Preparing for the Most Demanding Missions in Space


RWTH is building a new cooling system for the Alpha Magnetic Spectrometer AMS-02 installed on the ISS. The astronauts are making preparations for their mission in Aachen.

  Copyright: Andreas Schmitter Left to right: astronauts Jeremy R. Hansen (Canada) and Christopher J. Cassidy (US), NASA AMS Project Manager Ken Bollweg, and Professor Stefan Schael from RWTH.

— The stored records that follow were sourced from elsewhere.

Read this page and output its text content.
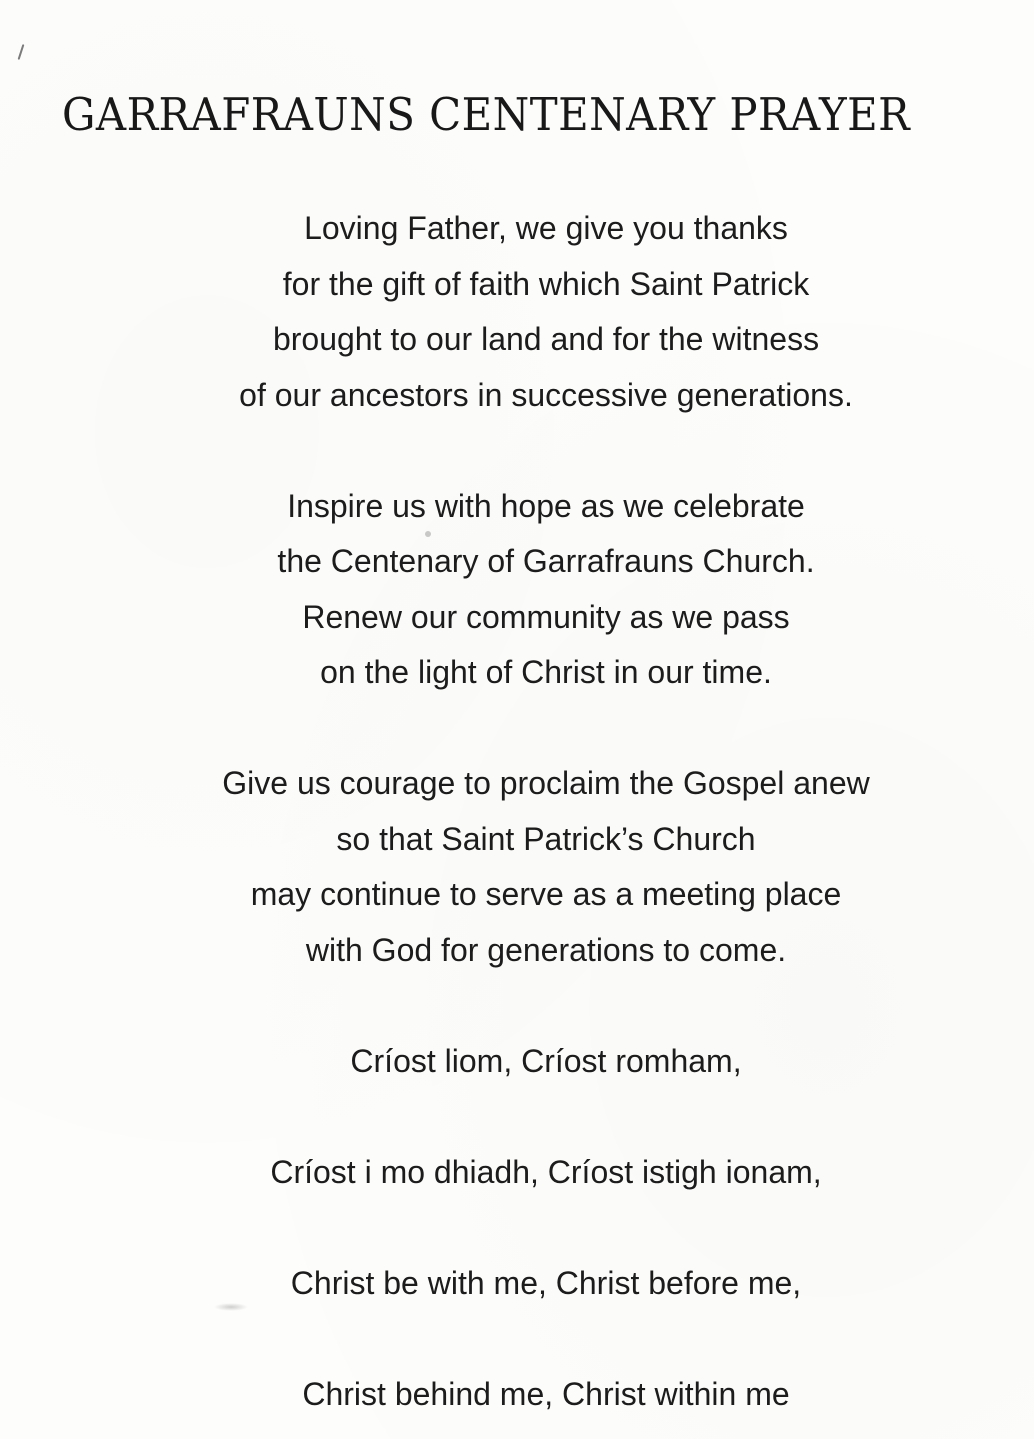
GARRAFRAUNS CENTENARY PRAYER
Loving Father, we give you thanks
for the gift of faith which Saint Patrick
brought to our land and for the witness
of our ancestors in successive generations.
Inspire us with hope as we celebrate
the Centenary of Garrafrauns Church.
Renew our community as we pass
on the light of Christ in our time.
Give us courage to proclaim the Gospel anew
so that Saint Patrick’s Church
may continue to serve as a meeting place
with God for generations to come.
Críost liom, Críost romham,
Críost i mo dhiadh, Críost istigh ionam,
Christ be with me, Christ before me,
Christ behind me, Christ within me
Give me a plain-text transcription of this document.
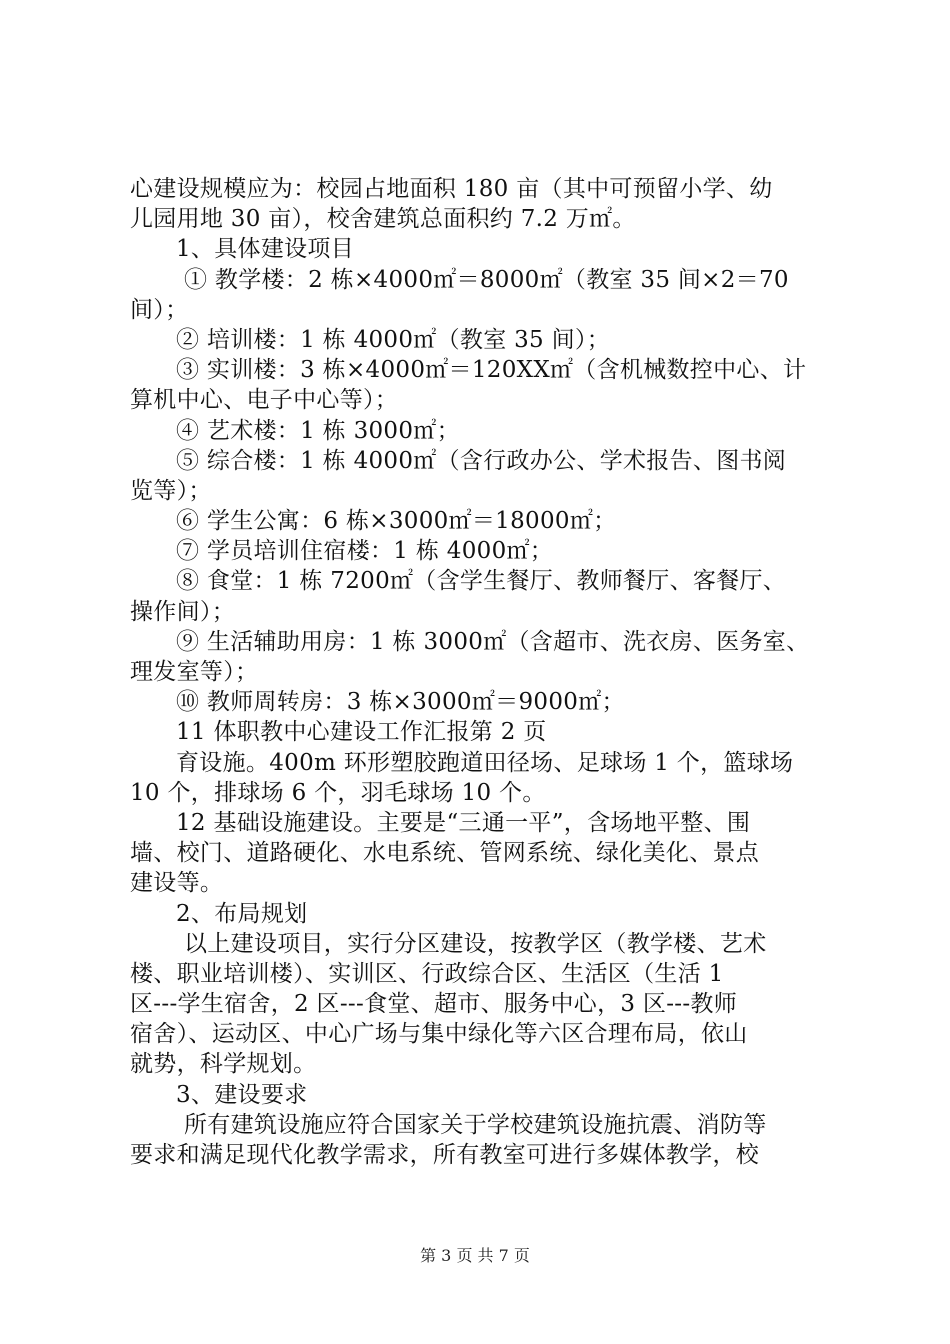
心建设规模应为：校园占地面积 180 亩（其中可预留小学、幼
儿园用地 30 亩），校舍建筑总面积约 7.2 万㎡。
1、具体建设项目
① 教学楼：2 栋×4000㎡＝8000㎡（教室 35 间×2＝70
间）；
② 培训楼：1 栋 4000㎡（教室 35 间）；
③ 实训楼：3 栋×4000㎡＝120XX㎡（含机械数控中心、计
算机中心、电子中心等）；
④ 艺术楼：1 栋 3000㎡；
⑤ 综合楼：1 栋 4000㎡（含行政办公、学术报告、图书阅
览等）；
⑥ 学生公寓：6 栋×3000㎡＝18000㎡；
⑦ 学员培训住宿楼：1 栋 4000㎡；
⑧ 食堂：1 栋 7200㎡（含学生餐厅、教师餐厅、客餐厅、
操作间）；
⑨ 生活辅助用房：1 栋 3000㎡（含超市、洗衣房、医务室、
理发室等）；
⑩ 教师周转房：3 栋×3000㎡＝9000㎡；
11 体职教中心建设工作汇报第 2 页
育设施。400m 环形塑胶跑道田径场、足球场 1 个，篮球场
10 个，排球场 6 个，羽毛球场 10 个。
12 基础设施建设。主要是“三通一平”，含场地平整、围
墙、校门、道路硬化、水电系统、管网系统、绿化美化、景点
建设等。
2、布局规划
以上建设项目，实行分区建设，按教学区（教学楼、艺术
楼、职业培训楼）、实训区、行政综合区、生活区（生活 1
区---学生宿舍，2 区---食堂、超市、服务中心，3 区---教师
宿舍）、运动区、中心广场与集中绿化等六区合理布局，依山
就势，科学规划。
3、建设要求
所有建筑设施应符合国家关于学校建筑设施抗震、消防等
要求和满足现代化教学需求，所有教室可进行多媒体教学，校
第 3 页 共 7 页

The Alpha Magnetic Spectrometer AMS-02 on the International Space Station ISS urgently needs a new cooling system. The seven-ton spectrometer, which is valued at about 1.5 billion euros, was installed on the ISS in 2011; since then, it has been measuring cosmic ray particles with unprecedented precision. The largest basic research instrument on the space station is set to provide another ten years of insights into the formation of the universe and processes in the vicinity of black holes and neutron stars. Over the last three years, the 200-kilogram cooling system was developed by RWTH, in close collaboration with the Massachusetts Institute of Technology MIT, NASA, and other international research institutions. In total, the team comprised 70 members.

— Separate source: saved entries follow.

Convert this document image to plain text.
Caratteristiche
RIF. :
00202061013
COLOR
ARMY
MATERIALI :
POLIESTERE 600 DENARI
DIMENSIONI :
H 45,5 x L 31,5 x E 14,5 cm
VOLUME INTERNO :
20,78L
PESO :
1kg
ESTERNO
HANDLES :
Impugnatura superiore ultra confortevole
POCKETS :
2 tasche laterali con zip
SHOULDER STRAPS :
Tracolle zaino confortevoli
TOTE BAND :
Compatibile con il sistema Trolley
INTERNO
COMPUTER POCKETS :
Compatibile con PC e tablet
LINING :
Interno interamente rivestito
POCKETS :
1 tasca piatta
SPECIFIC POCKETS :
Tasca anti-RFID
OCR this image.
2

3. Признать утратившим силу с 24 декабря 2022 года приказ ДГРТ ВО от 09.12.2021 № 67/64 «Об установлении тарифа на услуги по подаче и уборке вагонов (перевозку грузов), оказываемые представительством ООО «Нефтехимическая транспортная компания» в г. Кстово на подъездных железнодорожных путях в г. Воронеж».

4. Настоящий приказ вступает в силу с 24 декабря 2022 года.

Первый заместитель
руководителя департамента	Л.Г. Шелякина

In June, an international crew of astronauts will embark on a mission to ISS so that they can install the cooling system in at least five intensive space operations from November. Astronauts Luca Parmitano (Italy), Andrew R. Morgan (US), Christopher J. Cassidy (US), and Jeremy R. Hansen (Canada) are getting to grips with the cooling system technology at I. Institue of Physics (IA) at RWTH.

A virtual visit of the full-scale AMS-02, which is incredibly realistic, is also planned at the so-called aixCave of the RWTH IT Center. AixCave is one of the largest five-sided virtual reality installations in the world. The follow-up project AMS-100, which is currently in the planning stages and is being developed at RWTH, will also be demonstrated there.

Public Lecture

On Friday, May 17, 2019, at 5.45pm, the project leaders and astronauts will hold a public lecture in Lecture Hall H01, C.A.R.L. Lecture Hall Complex, Claßenstraße 11, Aachen. Professor Ting will explain the current research findings in his talk "The ISS – A Global Science Platform in Space," and NASA Associate Administrator for the Human Exploration and Operations Mission Directorate William H. Gerstenmaier and ISS Program Manager Kirk A. Shireman will discuss the future of manned missions. Finally, astronauts Cassidy and Hansen will talk about their missions to the ISS and changing the cooling system in November. The event is free of charge and no registration is required.